Come possiamo, dunque, aprire una nuova scheda su Chrome, guardarci allo specchio e prometterci di non alimentare questa macchina? Come possiamo salvaguardare il prossimo dall'ennesimo “scrivi un post per LinkedIn che celebri il mio traguardo, tono assertivo, hook all'inizio e CTA alla fine”?
Booh! Vi posso dire però i miei "5 trucchi per differenziarmi e vincere la gara dell'attenzione nel 2025":
- Scrivere, scrivere e scrivere con la mia testa: ChatGPT mi aiuta a trovare reference, a fare approfondimenti su alcuni temi, a fare proofreading. È un second brain, ma non scrive mai al posto mio.

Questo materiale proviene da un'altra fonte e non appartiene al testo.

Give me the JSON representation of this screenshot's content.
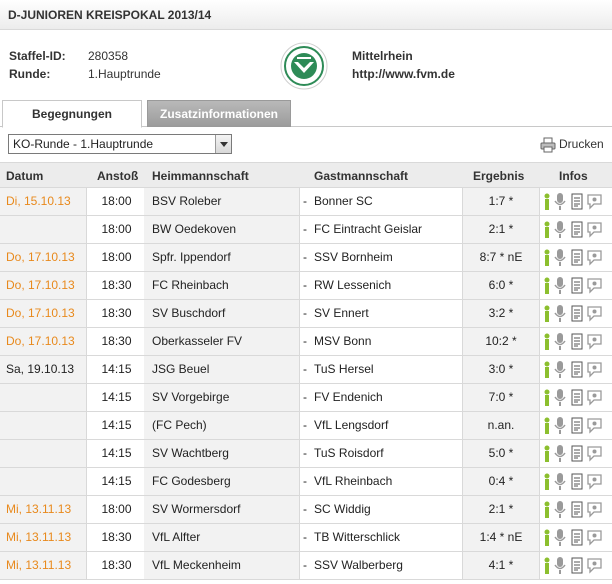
{
  "title": "D-JUNIOREN KREISPOKAL 2013/14",
  "info": {
    "staffel_label": "Staffel-ID:",
    "staffel_value": "280358",
    "runde_label": "Runde:",
    "runde_value": "1.Hauptrunde",
    "org_name": "Mittelrhein",
    "org_url": "http://www.fvm.de"
  },
  "tabs": [
    {
      "label": "Begegnungen",
      "active": true
    },
    {
      "label": "Zusatzinformationen",
      "active": false
    }
  ],
  "round_select": {
    "selected": "KO-Runde - 1.Hauptrunde"
  },
  "print_label": "Drucken",
  "columns": [
    "Datum",
    "Anstoß",
    "Heimmannschaft",
    "Gastmannschaft",
    "Ergebnis",
    "Infos"
  ],
  "colors": {
    "date_orange": "#e8891c",
    "icon_green": "#8cbf2e",
    "icon_grey": "#9a9a9a"
  },
  "icon_names": [
    "player-icon",
    "microphone-icon",
    "report-icon",
    "comment-icon"
  ],
  "matches": [
    {
      "date": "Di, 15.10.13",
      "date_orange": true,
      "time": "18:00",
      "home": "BSV Roleber",
      "dash": "-",
      "guest": "Bonner SC",
      "result": "1:7 *"
    },
    {
      "date": "",
      "date_orange": false,
      "time": "18:00",
      "home": "BW Oedekoven",
      "dash": "-",
      "guest": "FC Eintracht Geislar",
      "result": "2:1 *"
    },
    {
      "date": "Do, 17.10.13",
      "date_orange": true,
      "time": "18:00",
      "home": "Spfr. Ippendorf",
      "dash": "-",
      "guest": "SSV Bornheim",
      "result": "8:7 * nE"
    },
    {
      "date": "Do, 17.10.13",
      "date_orange": true,
      "time": "18:30",
      "home": "FC Rheinbach",
      "dash": "-",
      "guest": "RW Lessenich",
      "result": "6:0 *"
    },
    {
      "date": "Do, 17.10.13",
      "date_orange": true,
      "time": "18:30",
      "home": "SV Buschdorf",
      "dash": "-",
      "guest": "SV Ennert",
      "result": "3:2 *"
    },
    {
      "date": "Do, 17.10.13",
      "date_orange": true,
      "time": "18:30",
      "home": "Oberkasseler FV",
      "dash": "-",
      "guest": "MSV Bonn",
      "result": "10:2 *"
    },
    {
      "date": "Sa, 19.10.13",
      "date_orange": false,
      "time": "14:15",
      "home": "JSG Beuel",
      "dash": "-",
      "guest": "TuS Hersel",
      "result": "3:0 *"
    },
    {
      "date": "",
      "date_orange": false,
      "time": "14:15",
      "home": "SV Vorgebirge",
      "dash": "-",
      "guest": "FV Endenich",
      "result": "7:0 *"
    },
    {
      "date": "",
      "date_orange": false,
      "time": "14:15",
      "home": "(FC Pech)",
      "dash": "-",
      "guest": "VfL Lengsdorf",
      "result": "n.an."
    },
    {
      "date": "",
      "date_orange": false,
      "time": "14:15",
      "home": "SV Wachtberg",
      "dash": "-",
      "guest": "TuS Roisdorf",
      "result": "5:0 *"
    },
    {
      "date": "",
      "date_orange": false,
      "time": "14:15",
      "home": "FC Godesberg",
      "dash": "-",
      "guest": "VfL Rheinbach",
      "result": "0:4 *"
    },
    {
      "date": "Mi, 13.11.13",
      "date_orange": true,
      "time": "18:00",
      "home": "SV Wormersdorf",
      "dash": "-",
      "guest": "SC Widdig",
      "result": "2:1 *"
    },
    {
      "date": "Mi, 13.11.13",
      "date_orange": true,
      "time": "18:30",
      "home": "VfL Alfter",
      "dash": "-",
      "guest": "TB Witterschlick",
      "result": "1:4 * nE"
    },
    {
      "date": "Mi, 13.11.13",
      "date_orange": true,
      "time": "18:30",
      "home": "VfL Meckenheim",
      "dash": "-",
      "guest": "SSV Walberberg",
      "result": "4:1 *"
    }
  ]
}
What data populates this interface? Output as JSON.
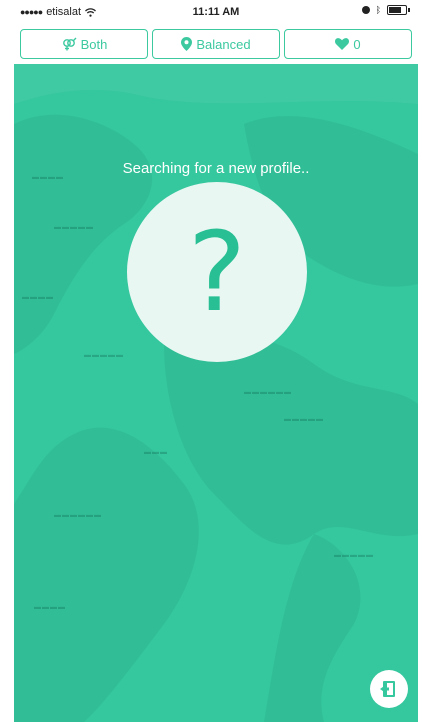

- Essere me stesso: per quanto abbia provato a creare un mio clone digitale, non sono mai riuscito a fargli generare del testo che sembri veramente mio. La struttura delle frasi, il tono, l'ironia... c'è sempre qualquadra che non cosa.
- Portare un punto di vista autentico: Nell’era in cui tutti possono fare tutto, l’unica cosa irreplicabile è il modo in cui vediamo il mondo, come stiamo, cosa sentiamo. Raccontarlo, con parsimonia, è un modo gentile per dire “io esisto”.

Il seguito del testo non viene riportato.